In 1921, he represented Orissa in AICC. It was the first time that Orissa was represented in AICC. His responsibility was to popularize the Congress, and expand its organisational base. He was also responsible for the Congress office and managed the Congress establishment in Orissa.

In his political thought, he was a dedicated Congressman with unwavering faith in Mahatma Gandhi. He never wanted power for himself. His belief was a strong Congress would be crucial to achieving independence from British.Hence His goal was to strengthen the Congress.He did not contest the elections for Provincial Legislative Assembly. he led a group of Congress workers who would shun power, who would not sit on any committee nor would be members of any Board.

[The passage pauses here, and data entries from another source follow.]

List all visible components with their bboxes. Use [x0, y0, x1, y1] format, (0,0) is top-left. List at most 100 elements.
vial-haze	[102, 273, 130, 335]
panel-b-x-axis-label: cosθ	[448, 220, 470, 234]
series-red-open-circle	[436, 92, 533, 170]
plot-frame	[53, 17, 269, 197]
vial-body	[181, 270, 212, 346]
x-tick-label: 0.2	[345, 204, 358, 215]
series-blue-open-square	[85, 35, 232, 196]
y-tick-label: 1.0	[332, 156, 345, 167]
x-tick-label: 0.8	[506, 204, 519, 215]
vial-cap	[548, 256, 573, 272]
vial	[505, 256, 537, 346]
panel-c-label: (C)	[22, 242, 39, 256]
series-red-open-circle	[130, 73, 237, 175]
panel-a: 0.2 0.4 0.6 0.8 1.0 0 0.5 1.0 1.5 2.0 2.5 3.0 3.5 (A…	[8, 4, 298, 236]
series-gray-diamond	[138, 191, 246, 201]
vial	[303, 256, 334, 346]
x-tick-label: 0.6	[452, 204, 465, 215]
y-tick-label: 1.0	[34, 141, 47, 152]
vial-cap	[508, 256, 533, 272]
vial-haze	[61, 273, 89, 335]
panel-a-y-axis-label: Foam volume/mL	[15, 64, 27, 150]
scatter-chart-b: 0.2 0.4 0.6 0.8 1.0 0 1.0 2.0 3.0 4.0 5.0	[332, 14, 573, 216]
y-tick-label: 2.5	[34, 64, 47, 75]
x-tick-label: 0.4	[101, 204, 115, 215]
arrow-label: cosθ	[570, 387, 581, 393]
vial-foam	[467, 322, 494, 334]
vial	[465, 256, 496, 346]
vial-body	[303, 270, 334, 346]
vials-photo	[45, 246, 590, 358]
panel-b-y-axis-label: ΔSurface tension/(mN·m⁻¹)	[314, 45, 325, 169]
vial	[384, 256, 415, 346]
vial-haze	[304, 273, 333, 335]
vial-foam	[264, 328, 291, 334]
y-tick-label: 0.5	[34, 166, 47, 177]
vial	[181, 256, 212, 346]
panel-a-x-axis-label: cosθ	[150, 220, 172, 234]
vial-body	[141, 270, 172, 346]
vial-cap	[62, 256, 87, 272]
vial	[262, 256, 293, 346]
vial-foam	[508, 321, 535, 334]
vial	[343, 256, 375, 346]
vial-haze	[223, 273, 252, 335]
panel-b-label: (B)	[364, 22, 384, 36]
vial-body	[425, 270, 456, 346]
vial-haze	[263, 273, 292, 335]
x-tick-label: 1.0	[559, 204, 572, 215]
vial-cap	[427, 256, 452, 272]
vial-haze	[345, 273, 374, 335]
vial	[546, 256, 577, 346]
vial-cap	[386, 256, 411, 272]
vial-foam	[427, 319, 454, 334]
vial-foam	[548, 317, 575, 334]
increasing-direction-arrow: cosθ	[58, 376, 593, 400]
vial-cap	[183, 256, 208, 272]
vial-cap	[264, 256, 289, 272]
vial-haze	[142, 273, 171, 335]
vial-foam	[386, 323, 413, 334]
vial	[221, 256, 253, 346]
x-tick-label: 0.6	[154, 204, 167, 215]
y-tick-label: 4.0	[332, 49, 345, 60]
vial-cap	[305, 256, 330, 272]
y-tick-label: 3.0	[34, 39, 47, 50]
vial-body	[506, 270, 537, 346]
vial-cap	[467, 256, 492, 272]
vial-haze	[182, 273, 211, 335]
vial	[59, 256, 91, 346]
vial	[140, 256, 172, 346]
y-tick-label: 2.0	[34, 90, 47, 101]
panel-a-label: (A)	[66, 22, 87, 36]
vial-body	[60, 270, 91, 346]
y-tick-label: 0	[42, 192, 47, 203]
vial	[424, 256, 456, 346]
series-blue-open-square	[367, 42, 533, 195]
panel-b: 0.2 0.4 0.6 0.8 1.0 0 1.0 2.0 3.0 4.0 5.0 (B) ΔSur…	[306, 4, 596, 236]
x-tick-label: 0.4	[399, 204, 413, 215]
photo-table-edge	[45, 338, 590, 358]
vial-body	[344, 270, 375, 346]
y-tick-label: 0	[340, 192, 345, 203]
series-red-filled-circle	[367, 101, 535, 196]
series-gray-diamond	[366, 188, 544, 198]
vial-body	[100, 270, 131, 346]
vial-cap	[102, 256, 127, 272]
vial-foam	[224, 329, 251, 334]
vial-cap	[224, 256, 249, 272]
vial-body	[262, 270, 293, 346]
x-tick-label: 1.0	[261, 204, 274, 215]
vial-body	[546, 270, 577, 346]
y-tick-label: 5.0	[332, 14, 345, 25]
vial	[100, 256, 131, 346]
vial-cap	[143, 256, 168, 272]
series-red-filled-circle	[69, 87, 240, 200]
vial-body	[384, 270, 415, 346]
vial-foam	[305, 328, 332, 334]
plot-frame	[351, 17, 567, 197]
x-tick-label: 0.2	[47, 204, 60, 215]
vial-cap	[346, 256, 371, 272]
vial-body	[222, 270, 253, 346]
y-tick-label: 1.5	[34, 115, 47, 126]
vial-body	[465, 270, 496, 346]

They would work to strengthen the Congress.
For him, the freedom movement and the leadership of Mahatma Gandhi was the most important consideration. So, he was eager to merge Utkal Sammilani with Congress and fight for separate linguistic province under the aegis of Congress. However, there was a group of Utkal sammilani members who was opposed to the idea. Ultimately Choudhury could not reconcile with both the factions and resigned from Utkal sammilani in 1924.

In 1934, Mahatma Gandhi undertook a padyatra in Orissa. One of the places he visited during his travel was a remote village Bari, in Jajpur subdivision of the erstwhile Cuttack district. Bari and surrounding areas were regularly afflicted with floods. He was posted here during his days in the Government service and he was well acquainted with the area. Gandhi suggested Gopabandhu to choose one of such place and to stay there to work with the people. Gopabandhu selected Bari . He set up a base at Bari with his family and a few followers on 13 August 1934. While he remained a congress member, he bid adieu to active politics.

At Bari, he undertook many social reconstruction various programmes such as village cleaning, teaching Dalits, empowering Dalits to fight exploitation by landowners. He also undertook setting up small scale industries like leather tanning and manufacturing units, units to produce molasses, units to manufacture khadi, units to produce soap and paper etc. He also encouraged local people into vocations such as apiculture, dairy farm, basket and mattress production. He trained farmers to grow new vegetables such as tomato, cauliflower, etc. and plant various fruit bearing plants. The practice of growing vegetables that was started by him still continues in Bari and its nearby areas. Besides his work to strengthen the village economy, he also wanted to bring in inter-caste harmony. He persuaded the villagers to let untouchables enter into the Baldevjiu temple as early as 1936.
He translated Mahatma Gandhi's biography "my experiments with truth" to odia, "satyara prayog"

==Post Independence ==
India got independence in 1947. He continued his work at Bari that he began before independence. He was however disillusioned by the Congress governments approach towards governance. He boycotted the 1952 elections and joined the Acharya Vinoba Bhave led Bhoodan movement.